John Shore had been a trumpeter-in-ordinary from 1688 onwards in the service of Kings James II and William III, Queen Anne, and Kings George I and II. In 1711, the time he is said to have invented the tuning-fork, he was the sergeant-trumpeter to the court of George I. A supremely gifted player - John and William were considered to be the finest English trumpet players of their day - it was for him that Handel, court composer to the king, wrote many of the intricate trumpet parts in his music. Henry Purcell almost certainly had them in mind for the virtuoso parts in his works.
It was not his trumpet, however, that provided the incentive for Shore's invention, but rather his wish for an improvement on the pitch-pipes used to tune the lute which he also played3 - he was appointed lutenist at the Chapel Royal in 1715 in the service of the newly-crowned King George II.
The tuning-fork was described in A New Musical Grammar by William Tans'ur, published in 1746.
All Together Now
Prior to the invention of the tuning-fork, musical pitch was something of a local custom, rather like time before the coming of the railways. Although band members could agree a common pitch between themselves, the pitch adopted varied considerably from country to country in Europe, between towns and regions in the same country and even between bands in the same town, a headache for musicians who played in different bands, as many did. Although some instruments, such as stringed ones, are easily re-tuned to match the band in which they are playing, others such as the oboe and the bassoon are not; they can only be played at the pitch at which they are made. This necessitated many wind players in particular having to possess more than one instrument, an unwanted expense.
Although Shore's tuning-fork provided a portable standard which brought a degree of uniformity to the art of musical instrument tuning, it did not mean that henceforth all musicians tuned to the same pitch. For various reasons - some musical and some not - a common pitch tuning standard was not achieved until 1939, and even today there are small variations in absolute pitch between the world's major orchestras.
The Pitch of the Baroque Orchestra
Shore gave one of his tuning-forks to the composer George Frideric Handel; it still exists today4. It is pitched at C5 = 512Hz, equivalent to A4 = 422.5Hz. Present-day standard concert pitch is around A4 = 440Hz, which gives an indication of the relatively lower pitch in use in Handel's time compared with that today.
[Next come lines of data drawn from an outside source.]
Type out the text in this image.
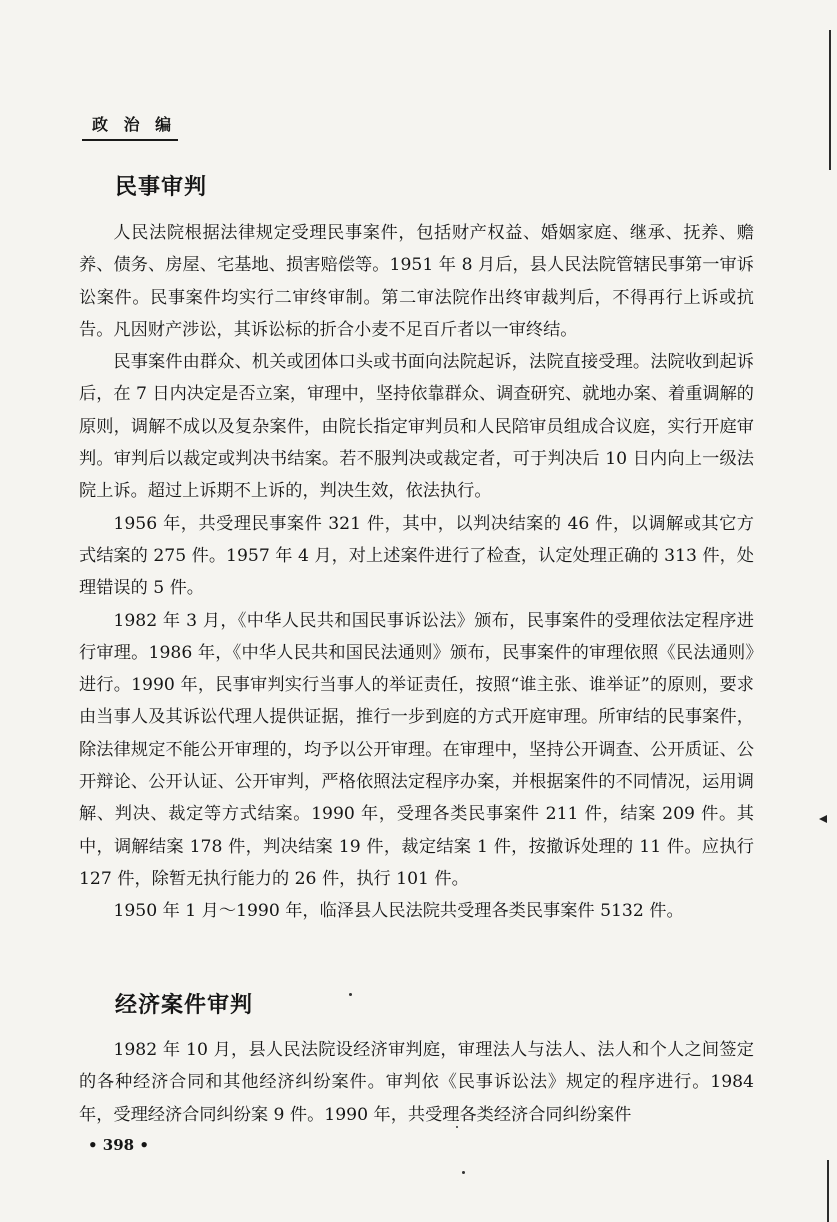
政 治 编
民事审判

人民法院根据法律规定受理民事案件，包括财产权益、婚姻家庭、继承、抚养、赡养、债务、房屋、宅基地、损害赔偿等。1951 年 8 月后，县人民法院管辖民事第一审诉讼案件。民事案件均实行二审终审制。第二审法院作出终审裁判后，不得再行上诉或抗告。凡因财产涉讼，其诉讼标的折合小麦不足百斤者以一审终结。

民事案件由群众、机关或团体口头或书面向法院起诉，法院直接受理。法院收到起诉后，在 7 日内决定是否立案，审理中，坚持依靠群众、调查研究、就地办案、着重调解的原则，调解不成以及复杂案件，由院长指定审判员和人民陪审员组成合议庭，实行开庭审判。审判后以裁定或判决书结案。若不服判决或裁定者，可于判决后 10 日内向上一级法院上诉。超过上诉期不上诉的，判决生效，依法执行。

1956 年，共受理民事案件 321 件，其中，以判决结案的 46 件，以调解或其它方式结案的 275 件。1957 年 4 月，对上述案件进行了检查，认定处理正确的 313 件，处理错误的 5 件。

1982 年 3 月，《中华人民共和国民事诉讼法》颁布，民事案件的受理依法定程序进行审理。1986 年，《中华人民共和国民法通则》颁布，民事案件的审理依照《民法通则》进行。1990 年，民事审判实行当事人的举证责任，按照“谁主张、谁举证”的原则，要求由当事人及其诉讼代理人提供证据，推行一步到庭的方式开庭审理。所审结的民事案件，除法律规定不能公开审理的，均予以公开审理。在审理中，坚持公开调查、公开质证、公开辩论、公开认证、公开审判，严格依照法定程序办案，并根据案件的不同情况，运用调解、判决、裁定等方式结案。1990 年，受理各类民事案件 211 件，结案 209 件。其中，调解结案 178 件，判决结案 19 件，裁定结案 1 件，按撤诉处理的 11 件。应执行 127 件，除暂无执行能力的 26 件，执行 101 件。

1950 年 1 月～1990 年，临泽县人民法院共受理各类民事案件 5132 件。

经济案件审判

1982 年 10 月，县人民法院设经济审判庭，审理法人与法人、法人和个人之间签定的各种经济合同和其他经济纠纷案件。审判依《民事诉讼法》规定的程序进行。1984 年，受理经济合同纠纷案 9 件。1990 年，共受理各类经济合同纠纷案件

• 398 •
Remember also that the use of equal temperament (except on fretted instruments) did not become standard in France and Germany until the mid-1750s, and a century later in England. Prior to that, mean-tone temperament was the norm for keyboard instruments. It was not possible to measure the frequency of a given note accurately until the mid-1830s.
A Range of Forks
Today a whole range of tuning-forks may be purchased, the choice usually depending upon which instrument is to be tuned. Most common are those at A440, C523.3 and E329.6, although other notes, such as A415 used by period-instrument bands for baroque music, are also found. Complete sets comprising a series of 13 forks, one for each note of the chromatic scale of the octave C4 to C5, are available for specialists.